Dear Friend of FLOW,
Today marks the 50th anniversary of the signing of the Canada-U.S. Great Lakes Water Quality Agreement–a deep and lasting commitment between the two nations to restore and protect the greatest collection of fresh surface water on the planet.
A key institution in the execution of the Agreement is the Great Lakes Water Quality Board, which advises the International Joint Commission.
I am honored to serve as a U.S. appointee to the 28-member binational board. On this important anniversary, I am reflecting on the Board’s role under the Agreement in protecting the lakes.
Public policy rooted in scientific understanding and informed by the social and cultural context matters tremendously. It translates our values into meaningful and long-term action to change our relationship with each other and the lakes.
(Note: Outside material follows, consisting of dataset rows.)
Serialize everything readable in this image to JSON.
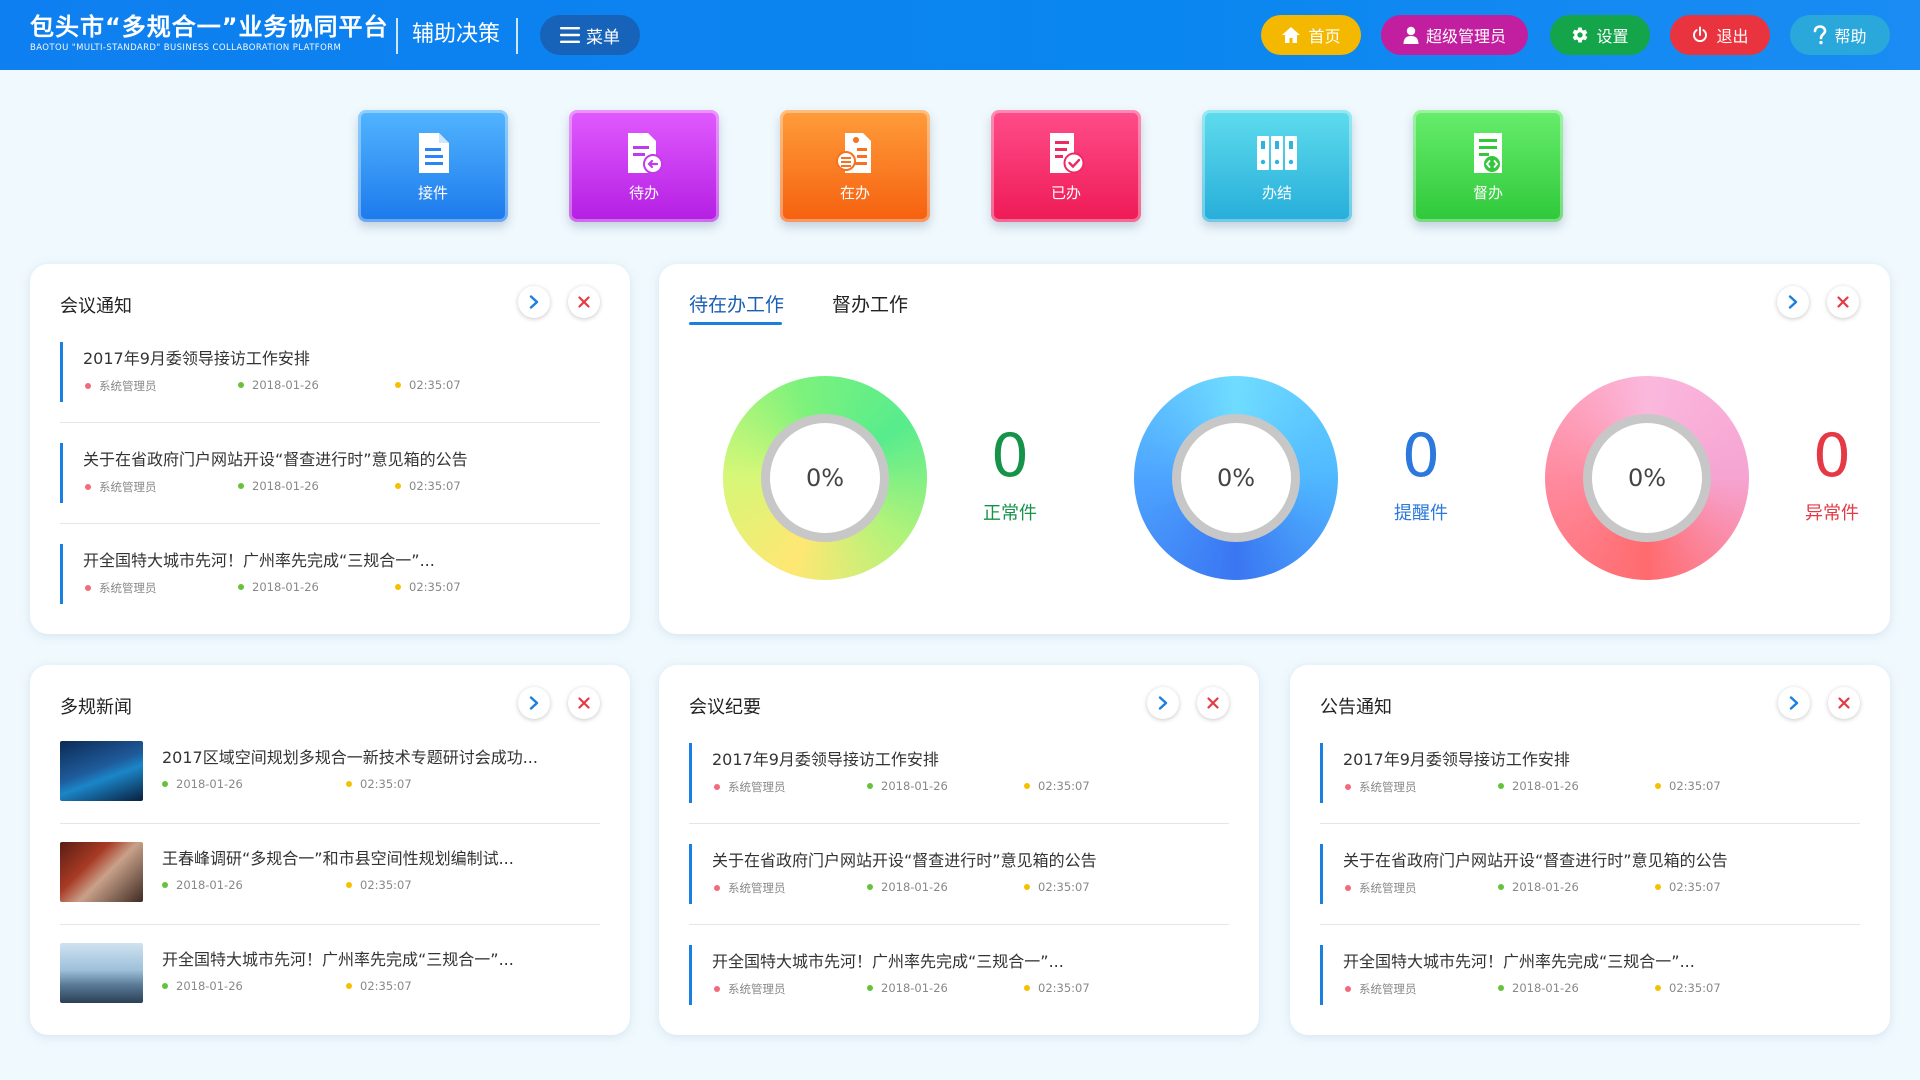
{
  "header": {
    "brand_cn": "包头市“多规合一”业务协同平台",
    "brand_en": "BAOTOU \"MULTI-STANDARD\" BUSINESS COLLABORATION PLATFORM",
    "module": "辅助决策",
    "menu": "菜单",
    "buttons": [
      {
        "label": "首页",
        "icon": "home-icon",
        "color": "#f5b800"
      },
      {
        "label": "超级管理员",
        "icon": "user-icon",
        "color": "#c21ea0"
      },
      {
        "label": "设置",
        "icon": "gear-icon",
        "color": "#14a54b"
      },
      {
        "label": "退出",
        "icon": "power-icon",
        "color": "#e9343f"
      },
      {
        "label": "帮助",
        "icon": "help-icon",
        "color": "#2aa7db"
      }
    ]
  },
  "quick": [
    {
      "label": "接件",
      "icon": "document-icon"
    },
    {
      "label": "待办",
      "icon": "pending-doc-icon"
    },
    {
      "label": "在办",
      "icon": "processing-doc-icon"
    },
    {
      "label": "已办",
      "icon": "done-doc-icon"
    },
    {
      "label": "办结",
      "icon": "archive-icon"
    },
    {
      "label": "督办",
      "icon": "supervise-icon"
    }
  ],
  "meeting_notice": {
    "title": "会议通知",
    "items": [
      {
        "title": "2017年9月委领导接访工作安排",
        "author": "系统管理员",
        "date": "2018-01-26",
        "time": "02:35:07"
      },
      {
        "title": "关于在省政府门户网站开设“督查进行时”意见箱的公告",
        "author": "系统管理员",
        "date": "2018-01-26",
        "time": "02:35:07"
      },
      {
        "title": "开全国特大城市先河！广州率先完成“三规合一”...",
        "author": "系统管理员",
        "date": "2018-01-26",
        "time": "02:35:07"
      }
    ]
  },
  "work": {
    "tabs": [
      "待在办工作",
      "督办工作"
    ],
    "stats": [
      {
        "percent": "0%",
        "count": "0",
        "label": "正常件",
        "color": "#16934a",
        "progress": 0
      },
      {
        "percent": "0%",
        "count": "0",
        "label": "提醒件",
        "color": "#2b79dc",
        "progress": 0
      },
      {
        "percent": "0%",
        "count": "0",
        "label": "异常件",
        "color": "#e53a45",
        "progress": 0
      }
    ]
  },
  "news": {
    "title": "多规新闻",
    "items": [
      {
        "title": "2017区域空间规划多规合一新技术专题研讨会成功...",
        "date": "2018-01-26",
        "time": "02:35:07"
      },
      {
        "title": "王春峰调研“多规合一”和市县空间性规划编制试...",
        "date": "2018-01-26",
        "time": "02:35:07"
      },
      {
        "title": "开全国特大城市先河！广州率先完成“三规合一”...",
        "date": "2018-01-26",
        "time": "02:35:07"
      }
    ]
  },
  "minutes": {
    "title": "会议纪要",
    "items": [
      {
        "title": "2017年9月委领导接访工作安排",
        "author": "系统管理员",
        "date": "2018-01-26",
        "time": "02:35:07"
      },
      {
        "title": "关于在省政府门户网站开设“督查进行时”意见箱的公告",
        "author": "系统管理员",
        "date": "2018-01-26",
        "time": "02:35:07"
      },
      {
        "title": "开全国特大城市先河！广州率先完成“三规合一”...",
        "author": "系统管理员",
        "date": "2018-01-26",
        "time": "02:35:07"
      }
    ]
  },
  "announce": {
    "title": "公告通知",
    "items": [
      {
        "title": "2017年9月委领导接访工作安排",
        "author": "系统管理员",
        "date": "2018-01-26",
        "time": "02:35:07"
      },
      {
        "title": "关于在省政府门户网站开设“督查进行时”意见箱的公告",
        "author": "系统管理员",
        "date": "2018-01-26",
        "time": "02:35:07"
      },
      {
        "title": "开全国特大城市先河！广州率先完成“三规合一”...",
        "author": "系统管理员",
        "date": "2018-01-26",
        "time": "02:35:07"
      }
    ]
  },
  "colors": {
    "accent": "#1a7fe0",
    "author_dot": "#f26b7a",
    "date_dot": "#66c23a",
    "time_dot": "#f5c000"
  }
}
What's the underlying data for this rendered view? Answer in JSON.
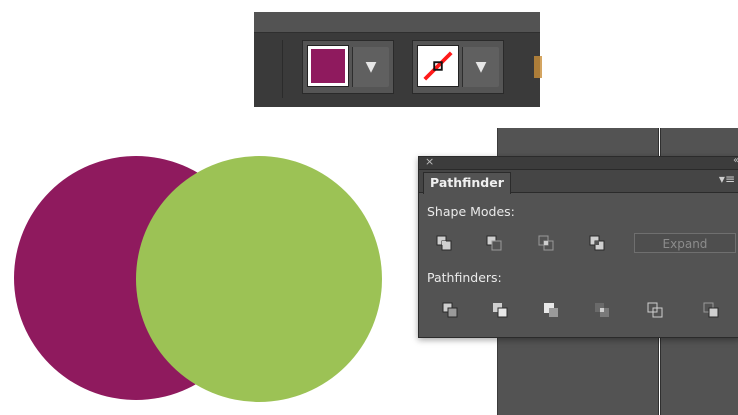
{
  "toolbar": {
    "fill_color": "#8f1a5e",
    "stroke_color": "none",
    "fill_dropdown_icon": "chevron-down-icon",
    "stroke_dropdown_icon": "chevron-down-icon"
  },
  "artwork": {
    "purple_circle_color": "#8f1a5e",
    "green_circle_color": "#9cc255"
  },
  "pathfinder_panel": {
    "tab_label": "Pathfinder",
    "close_glyph": "×",
    "collapse_glyph": "‹‹",
    "menu_glyph": "▾≡",
    "shape_modes_label": "Shape Modes:",
    "shape_modes": [
      "unite-icon",
      "minus-front-icon",
      "intersect-icon",
      "exclude-icon"
    ],
    "expand_label": "Expand",
    "pathfinders_label": "Pathfinders:",
    "pathfinders": [
      "divide-icon",
      "trim-icon",
      "merge-icon",
      "crop-icon",
      "outline-icon",
      "minus-back-icon"
    ]
  }
}
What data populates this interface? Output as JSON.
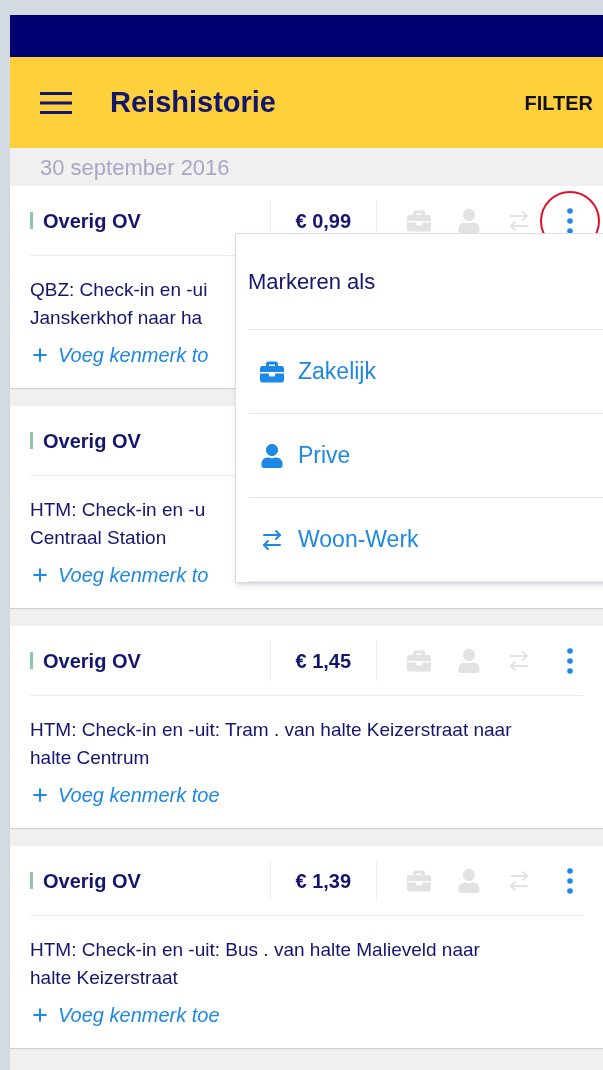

Has the Agreement worked? The answer: yes and no, as our companion piece describes. Yes, the Great Lakes are better off than they would be without the Agreement. But the Agreement’s 1972 goals are unfulfilled.
The biggest threat to the Great Lakes is undoubtedly climate change. It will alter the waters of the Great Lakes Basin in many ways, only some of them not foreseeable. Warming groundwater, changes in the aquatic food web, and increasing algae blooms are among the expected impacts.
Today, we still are closer to the beginning than the end of Great Lakes restoration, the Great Lakes Water Quality Agreement notwithstanding.